Le concept de Prêt d'Union est simple: des créanciers prêtent de petites sommes d'argent à d'autres particuliers contre rémunération. Le principe est donc semblable à celui de banques ou organismes de crédits classiques, sauf que l'intermédiaire bancaire est remplacé par une plateforme en ligne. «Nous sommes une alternative aux structures traditionnelles de crédit», souligne Charles Egly.

Pour un emprunteur, l'avantage est de trouver des taux d'intérêt moins élevés qu'avec le circuit traditionnel. «Pour une somme de 5000 euros maximum, Prêt d'Union propose quatre durées de prêts de 2, 3, 4 ou 5 ans avec des taux de 4%, 4,5%, 5% et 5,5%», avance Charles Egly. Avec les structures classiques, le taux moyen d'un prêt à la consommation de 3000 euros est de 15%», souligne le spécialiste.

Les Prêts d'Union «sont de 1 à 1,5 point en deçà de la moyenne des petits crédits», souligne le cofondateur de la plateforme. «Les emprunteurs sont des internautes avisés qui ont fait des recherches sur Internet avant de passer à l'acte. Il y a d'un côté les 30/40 ans et de l'autre les 50 ans et plus. Le prêt contracté vise à financer un projet professionnel, l'achat d'une voiture par exemple, ou un mariage, des travaux de rénovation…»
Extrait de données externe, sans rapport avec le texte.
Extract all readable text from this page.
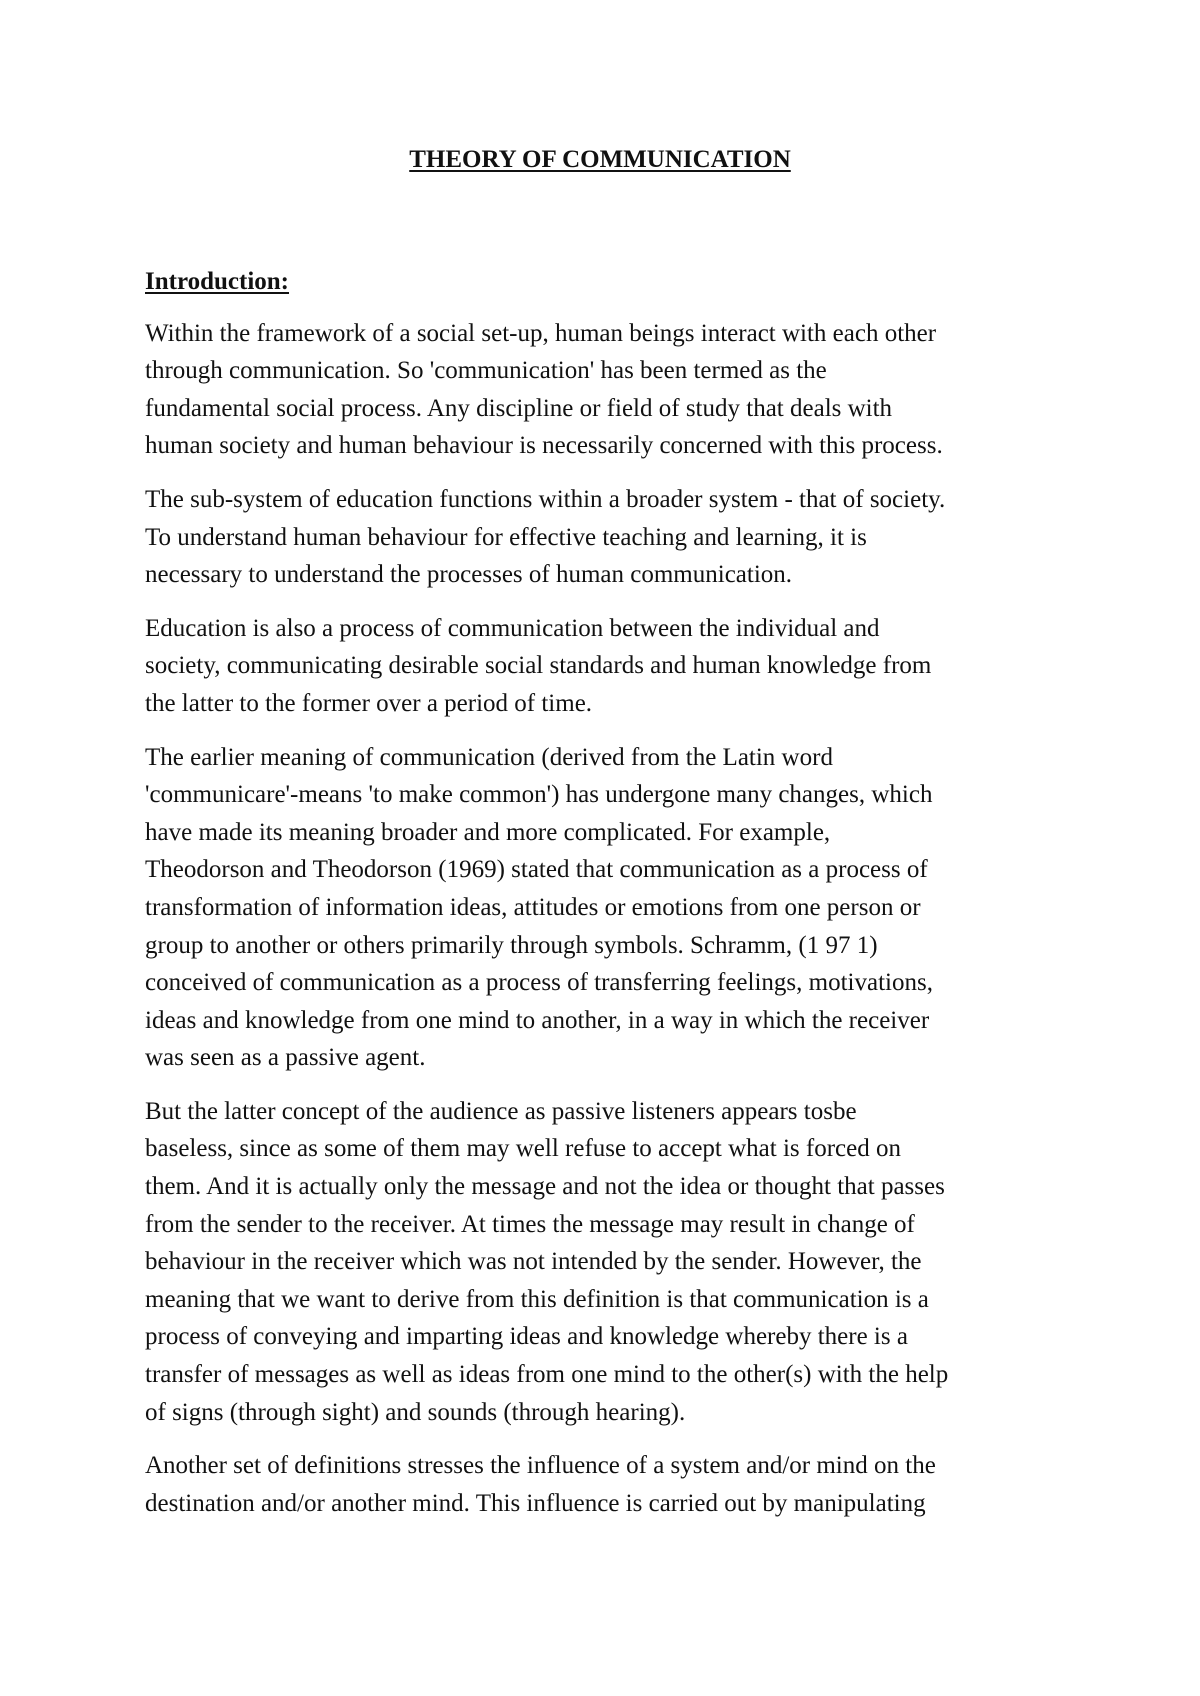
THEORY OF COMMUNICATION
Introduction:

Within the framework of a social set-up, human beings interact with each other
through communication. So 'communication' has been termed as the
fundamental social process. Any discipline or field of study that deals with
human society and human behaviour is necessarily concerned with this process.

The sub-system of education functions within a broader system - that of society.
To understand human behaviour for effective teaching and learning, it is
necessary to understand the processes of human communication.

Education is also a process of communication between the individual and
society, communicating desirable social standards and human knowledge from
the latter to the former over a period of time.

The earlier meaning of communication (derived from the Latin word
'communicare'-means 'to make common') has undergone many changes, which
have made its meaning broader and more complicated. For example,
Theodorson and Theodorson (1969) stated that communication as a process of
transformation of information ideas, attitudes or emotions from one person or
group to another or others primarily through symbols. Schramm, (1 97 1)
conceived of communication as a process of transferring feelings, motivations,
ideas and knowledge from one mind to another, in a way in which the receiver
was seen as a passive agent.

But the latter concept of the audience as passive listeners appears tosbe
baseless, since as some of them may well refuse to accept what is forced on
them. And it is actually only the message and not the idea or thought that passes
from the sender to the receiver. At times the message may result in change of
behaviour in the receiver which was not intended by the sender. However, the
meaning that we want to derive from this definition is that communication is a
process of conveying and imparting ideas and knowledge whereby there is a
transfer of messages as well as ideas from one mind to the other(s) with the help
of signs (through sight) and sounds (through hearing).

Another set of definitions stresses the influence of a system and/or mind on the
destination and/or another mind. This influence is carried out by manipulating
Seuls 6% des dossiers retenus

De l'autre côté, «le profil type de l'investisseur-prêteur est un boursicoteur averti qui prête, en moyenne, 9000 euros». Les créanciers de Prêt d'Union, qui ne connaissent pas le destinataire de leur placement, récupèrent l'intégralité des taux d'intérêt payés par l'emprunteur. La start-up qui emploie 40 personnes se rémunère, elle, en conservant 2% de frais de dossier à l'ouverture du prêt.

La start-up, qui garantit in fine le remboursement des prêts, a bataillé pendant deux ans avant d'obtenir l'agréement de l'Autorité de Contrôle Prudentiel (Banque de France). Complexe, son modèle d'analyse du risque croise différentes données: l'étude de la solvabilité des emprunteurs, leurs comptes et historiques bancaires et des moyens veillant à éviter le blanchiment et la fraude. En conséquence, le groupe ne retient que 6% des dossiers présentés et le taux de défaut est faible, de l'ordre de 1%.

Ce modèle a été plébiscité par des actionnaires de renom, à commencer par Xavier Niel qui détient 4% de la

plateforme, via le fonds Kima Venture. Charles Egly se revendique d'ailleurs du célèbre patron d'Iliad: «Nous sommes, à notre échelle, un peu le Free du Crédit!». Crédit Mutuel Arkéa détient également un tiers du capital, aux côtés des fondateurs et salariés qui possèdent eux-aussi près d'un tiers du groupe, la Financière de l'échiquier ainsi que AG2R La Mondiale et de nombreux Business Angels figurent également au tour de table.